WASHINGTON -- The World Bank has caved in to pressure from one of the biggest anti-World Bank campaigns by non-governmental organisations forcing China to use its own funds to resettle farmers on Tibetan territory.
Chinese authorities announced Friday that they intend to use their own money to resettle about 60,000 poor Chinese farmers from the hills of Qinghai province into a territory traditionally belonging to Tibet. China annexed Tibet in 1951 and rules it from Beijing.
China's decision follows a marathon two-day meeting of the Bank's Board of Executive Directors. The majority of board members did not agree with recommendations tabled by Bank management to approve the project but allow a 15-month delay for improvements.
China's executive director at the Bank, Zhu Xian, said his country would not accept any other conditions except those originally agreed to with Bank management.
"It is unacceptable to my authorities that the other Bank shareholders would insist on imposing additional conditions on management's recommendations namely coming back to the board for approval again for a project that was already approved last year," said Xian.
"China will therefore turn to its own resources to implement the Qinghai component of the project, and in its own way."
Last June, the Board of the Bank approved a 160 million dollar loan to the three-component China Western Poverty Reduction Project aimed at improving the lives of 1.7 million people.
However, due to pressure from non-governmental groups led by the International Campaign for Tibet (ICT) the Bank withheld 40 million dollars from the Qinghai component until a review by the Bank's internal watchdog, the Inspection Panel.
The report of the Inspection Panel delivered a fatal blow to the project. The report found that the Bank not only violated six of its own policies but that Bank staff held wide and divergent views of Bank policies. The report concluded that as proposed, the Qinghai project was not the best way for the Bank to meet its objectives of poverty alleviation in the area.
Despite this, Bank management went ahead to recommend to the Board that Qinghai was "a sound project, as measured against our high standards" and should go on following four proposed changes.
The first change would see the project upgraded from category B to A, therefore entailing a full environmental impact assessment which had not been done. Secondly, a group of international experts would conduct social assessments with affected people. The Inspection Panel findings had dismissed this because of a "climate of fear" present in the area.

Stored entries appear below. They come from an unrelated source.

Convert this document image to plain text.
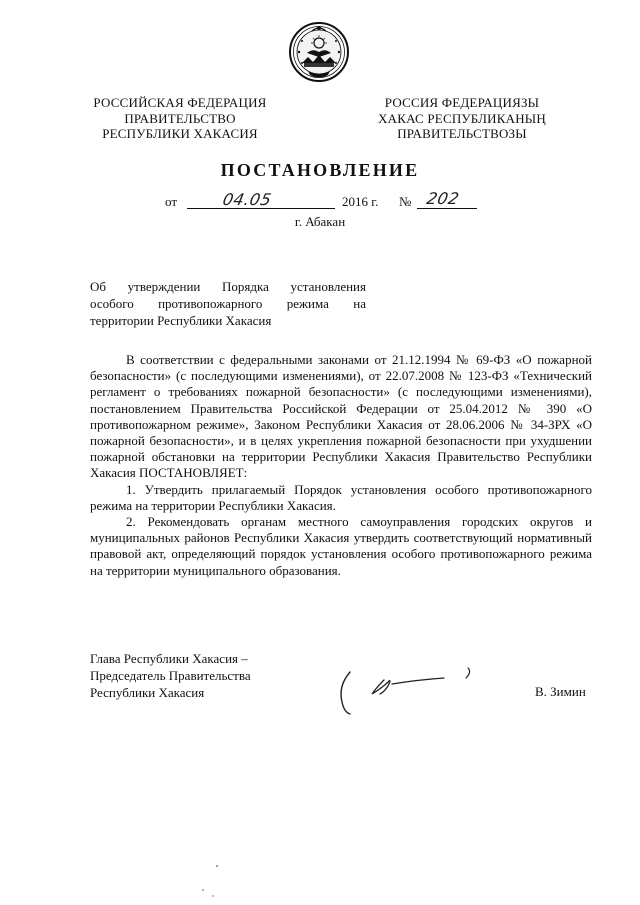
РОССИЙСКАЯ ФЕДЕРАЦИЯ
ПРАВИТЕЛЬСТВО
РЕСПУБЛИКИ ХАКАСИЯ
РОССИЯ ФЕДЕРАЦИЯЗЫ
ХАКАС РЕСПУБЛИКАНЫҢ
ПРАВИТЕЛЬСТВОЗЫ
ПОСТАНОВЛЕНИЕ
от	04.05	2016 г. № 202
г. Абакан
Об утверждении Порядка установления
особого противопожарного режима на
территории Республики Хакасия

В соответствии с федеральными законами от 21.12.1994 № 69-ФЗ «О пожарной безопасности» (с последующими изменениями), от 22.07.2008 № 123-ФЗ «Технический регламент о требованиях пожарной безопасности» (с последующими изменениями), постановлением Правительства Российской Федерации от 25.04.2012 № 390 «О противопожарном режиме», Законом Республики Хакасия от 28.06.2006 № 34-ЗРХ «О пожарной безопасности», и в целях укрепления пожарной безопасности при ухудшении пожарной обстановки на территории Республики Хакасия Правительство Республики Хакасия ПОСТАНОВЛЯЕТ:

1. Утвердить прилагаемый Порядок установления особого противопожарного режима на территории Республики Хакасия.

2. Рекомендовать органам местного самоуправления городских округов и муниципальных районов Республики Хакасия утвердить соответствующий нормативный правовой акт, определяющий порядок установления особого противопожарного режима на территории муниципального образования.

Глава Республики Хакасия –
Председатель Правительства
Республики Хакасия	В. Зимин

Management also proposed the provision of adequate maps and documentation and lastly promised to ensure better disclosure of information surrounding the project.
This new process would have taken up to 15 months according to Bank president James Wolfensohn and there would be no need for the Board to vote again. This is where the management fell out with the Board.
The Board represents the 181 members of the Bank and is responsible for policy decisions affecting the World Bank's operations and loan approvals. It has 24 executive directors with France, Germany, Japan, the United Kingdom and the United States being the largest shareholders.
The Board said it could not adopt management's recommendations as formulated nor support them if there were no provisions for further review and approval after the studies were completed.
"We accept the decision by the Chinese Government," Wolfensohn told the Board. "We look forward to a continuation of our long-standing relationship with China in the context of other projects."
The Bank has supported 31 other poverty reduction projects in China during the last 10 years. China is one of the Bank's 10 largest borrowers who accounted for 62 percent of total lending last year.
ICT president John Ackerly said his movement was happy that there would be no "international stamp of approval" for China's resettlement programmes on Tibetan territory.
"We also hope this experience can be used by the Bank to strengthen its inspection panel as it is the only international financial institution with such an instrument," Ackerley said. The Washington-based ICT filed the complaint that sparked the Inspection Panel review.
"The mood here has changed from being quite pessimistic to popping champagne bottles," Ackerley said from outside the Bank headquarters in Washington DC where activists had set up a 24 hour vigil earlier this week to campaign for a no-vote.
More than 3,000 protestors marched to the Bank a week ago to protest a project that would see Tibetans' share of the local population fall from 23 percent to 14 percent and Mongolians dwindle from 14 percent of the population to seven percent.